Thinking through solutions means collecting and integrating multiple pieces of data; researching a problem to understand it fully is the first step in an effective problem-solving process. In our extensive research and testing of nearly 800 executives for my bestselling book THE LEADER HABIT, my team and I discovered the micro-behaviors that effective leaders do when they think through solutions. They:
1. Brainstorm multiple solutions to the problem, not just one.
2. Identify advantages and disadvantages of solutions and critically evaluate their feasibility.
3. Identify the criteria you will use to select the best solution by clearly stating what the characteristics of the ideal solution are and what the solution needs to achieve.
Once you understand that these behaviors are the key to thinking through solutions, you will need to internalize them for yourself, turning them into habits. Based on our finding that it takes 66 days to turn a behavior into a habit, we have created four simple exercises that will help you improve your ability to think through solutions. They are:
Exercise #1: Brainstorm multiple solutions.
Make a habit of considering multiple solutions by practicing this exercise: After proposing a course of action (in an email or a meeting), list two alternatives you have considered by saying, “I settled on … after considering a few other options, such as ... and …” Write down the sentence. For example, you may say, “I settled on weekly one-on-one check-ins after considering several options, such as team meetings and group training sessions.”
Exercise #2: Identify the advantages and disadvantages of a solution.

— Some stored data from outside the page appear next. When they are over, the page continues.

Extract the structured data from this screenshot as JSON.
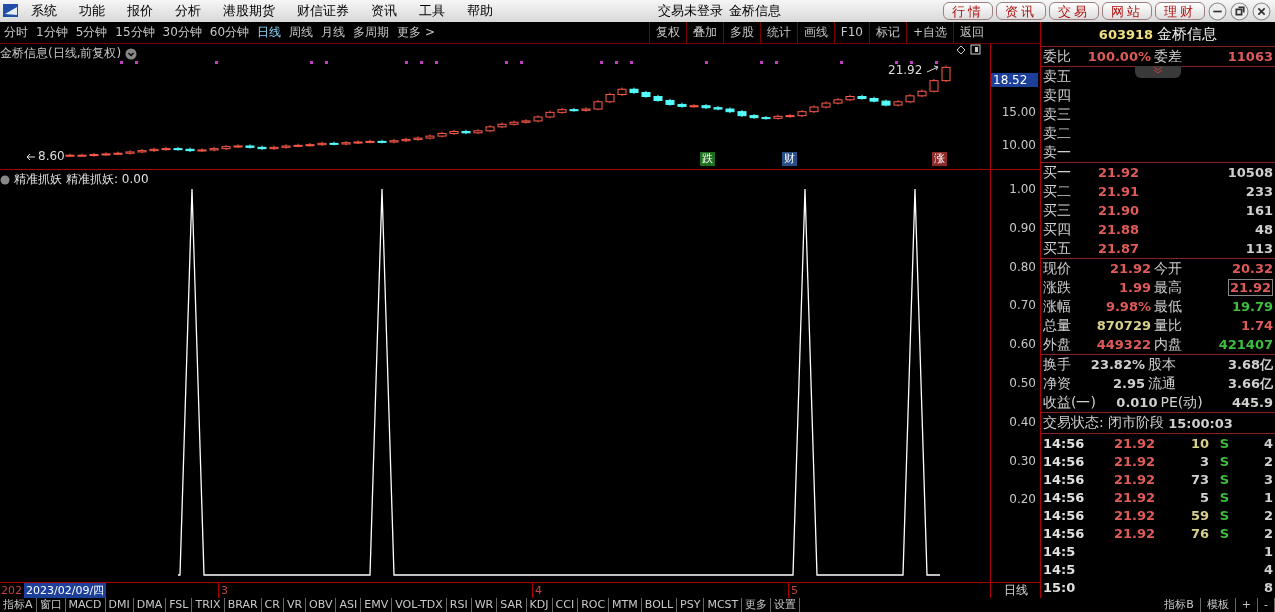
{
  "menubar": {
    "menus": [
      "系统",
      "功能",
      "报价",
      "分析",
      "港股期货",
      "财信证券",
      "资讯",
      "工具",
      "帮助"
    ],
    "title": [
      "交易未登录",
      "金桥信息"
    ],
    "buttons": [
      "行情",
      "资讯",
      "交易",
      "网站",
      "理财"
    ]
  },
  "periods": [
    {
      "label": "分时",
      "selected": false
    },
    {
      "label": "1分钟",
      "selected": false
    },
    {
      "label": "5分钟",
      "selected": false
    },
    {
      "label": "15分钟",
      "selected": false
    },
    {
      "label": "30分钟",
      "selected": false
    },
    {
      "label": "60分钟",
      "selected": false
    },
    {
      "label": "日线",
      "selected": true
    },
    {
      "label": "周线",
      "selected": false
    },
    {
      "label": "月线",
      "selected": false
    },
    {
      "label": "多周期",
      "selected": false
    },
    {
      "label": "更多 >",
      "selected": false
    }
  ],
  "chart_tools": [
    "复权",
    "叠加",
    "多股",
    "统计",
    "画线",
    "F10",
    "标记",
    "+自选",
    "返回"
  ],
  "kline": {
    "title": "金桥信息(日线,前复权)",
    "high_label": "21.92",
    "low_label": "8.60",
    "price_labels": [
      {
        "text": "18.52",
        "current": true
      },
      {
        "text": "15.00",
        "current": false
      },
      {
        "text": "10.00",
        "current": false
      }
    ],
    "tags": [
      {
        "text": "跌",
        "color": "#1f6e1f"
      },
      {
        "text": "财",
        "color": "#274f86"
      },
      {
        "text": "涨",
        "color": "#8c2a2a"
      }
    ]
  },
  "indicator": {
    "name": "精准抓妖",
    "reading": "精准抓妖: 0.00",
    "axis_labels": [
      "1.00",
      "0.90",
      "0.80",
      "0.70",
      "0.60",
      "0.50",
      "0.40",
      "0.30",
      "0.20"
    ]
  },
  "date_axis": {
    "labels": [
      "202",
      "3",
      "4",
      "5"
    ],
    "cursor_date": "2023/02/09/四",
    "period": "日线"
  },
  "quote": {
    "code": "603918",
    "name": "金桥信息",
    "ratio": [
      {
        "label": "委比",
        "value": "100.00%"
      },
      {
        "label": "委差",
        "value": "11063"
      }
    ],
    "sells": [
      "卖五",
      "卖四",
      "卖三",
      "卖二",
      "卖一"
    ],
    "buys": [
      {
        "label": "买一",
        "price": "21.92",
        "volume": "10508"
      },
      {
        "label": "买二",
        "price": "21.91",
        "volume": "233"
      },
      {
        "label": "买三",
        "price": "21.90",
        "volume": "161"
      },
      {
        "label": "买四",
        "price": "21.88",
        "volume": "48"
      },
      {
        "label": "买五",
        "price": "21.87",
        "volume": "113"
      }
    ],
    "stats": [
      {
        "label": "现价",
        "value": "21.92",
        "color": "#e05a5a",
        "boxed": false
      },
      {
        "label": "今开",
        "value": "20.32",
        "color": "#e05a5a",
        "boxed": false
      },
      {
        "label": "涨跌",
        "value": "1.99",
        "color": "#e05a5a",
        "boxed": false
      },
      {
        "label": "最高",
        "value": "21.92",
        "color": "#e05a5a",
        "boxed": true
      },
      {
        "label": "涨幅",
        "value": "9.98%",
        "color": "#e05a5a",
        "boxed": false
      },
      {
        "label": "最低",
        "value": "19.79",
        "color": "#3cbf3c",
        "boxed": false
      },
      {
        "label": "总量",
        "value": "870729",
        "color": "#d8d08a",
        "boxed": false
      },
      {
        "label": "量比",
        "value": "1.74",
        "color": "#e05a5a",
        "boxed": false
      },
      {
        "label": "外盘",
        "value": "449322",
        "color": "#e05a5a",
        "boxed": false
      },
      {
        "label": "内盘",
        "value": "421407",
        "color": "#3cbf3c",
        "boxed": false
      }
    ],
    "stats2": [
      {
        "label": "换手",
        "value": "23.82%"
      },
      {
        "label": "股本",
        "value": "3.68亿"
      },
      {
        "label": "净资",
        "value": "2.95"
      },
      {
        "label": "流通",
        "value": "3.66亿"
      },
      {
        "label": "收益(一)",
        "value": "0.010"
      },
      {
        "label": "PE(动)",
        "value": "445.9"
      }
    ],
    "status": {
      "label": "交易状态: 闭市阶段",
      "time": "15:00:03"
    },
    "trades": [
      {
        "time": "14:56",
        "price": "21.92",
        "volume": "10",
        "color": "#d8d08a",
        "side": "S",
        "count": "4"
      },
      {
        "time": "14:56",
        "price": "21.92",
        "volume": "3",
        "color": "#d0d0d0",
        "side": "S",
        "count": "2"
      },
      {
        "time": "14:56",
        "price": "21.92",
        "volume": "73",
        "color": "#d0d0d0",
        "side": "S",
        "count": "3"
      },
      {
        "time": "14:56",
        "price": "21.92",
        "volume": "5",
        "color": "#d0d0d0",
        "side": "S",
        "count": "1"
      },
      {
        "time": "14:56",
        "price": "21.92",
        "volume": "59",
        "color": "#d8d08a",
        "side": "S",
        "count": "2"
      },
      {
        "time": "14:56",
        "price": "21.92",
        "volume": "76",
        "color": "#d8d08a",
        "side": "S",
        "count": "2"
      },
      {
        "time": "14:5",
        "count": "1"
      },
      {
        "time": "14:5",
        "count": "4"
      },
      {
        "time": "15:0",
        "count": "8"
      }
    ]
  },
  "bottom_tabs": [
    "指标A",
    "窗口",
    "MACD",
    "DMI",
    "DMA",
    "FSL",
    "TRIX",
    "BRAR",
    "CR",
    "VR",
    "OBV",
    "ASI",
    "EMV",
    "VOL-TDX",
    "RSI",
    "WR",
    "SAR",
    "KDJ",
    "CCI",
    "ROC",
    "MTM",
    "BOLL",
    "PSY",
    "MCST",
    "更多",
    "设置"
  ],
  "bottom_right": [
    "指标B",
    "模板",
    "+",
    "-"
  ]
}
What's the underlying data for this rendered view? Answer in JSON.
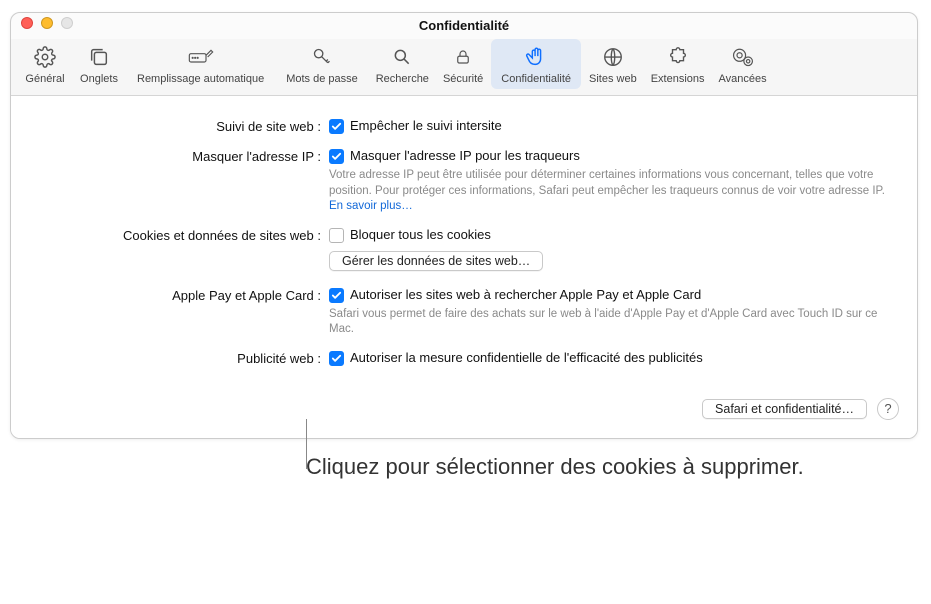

Make a habit of communicating to others that you have considered the limitations of a course of action, not just how it addresses the problem you are trying to solve: After proposing an idea to someone, state one advantage and one limitation of your idea by saying, “I think that we should …; it will help us with …, but it will not …” Write down the sentence. For example, you could say, “I think we should ask our employees how to improve our product; it will help us with their buy-in, but it will not get us customer feedback.”
Exercise #3: Define the ideal solution.
This micro-behavior requires having clear criteria for evaluating possible solutions to a problem. You can define the ideal solution by listing its different characteristics: After realizing that you have a problem to solve, write down two or three bullet points of what the ideal solution should look like. For example, “We need a plan that is easy to implement, accessible to everyone, and flexible in scope.”
At work, thinking through solutions is important to the same leadership challenges as the skill Analyze Information: implementing new systems and processes, improving efficiency of operations, and combining and restructuring business units, just to name a few. After conducting a thorough analysis of a problem, you must generate many possible solutions and evaluate them against set criteria before deciding which is the best course of action; you cannot just go with the first solution that comes to mind. You have many options on how to redesign workflow processes or restructure business units, and each option has its advantages and limitations. As a leader, you need to be aware of your options and their shortcomings. Having a clear set of criteria of what constitutes the ideal solution will ensure that you select the right course of action for your people and teams.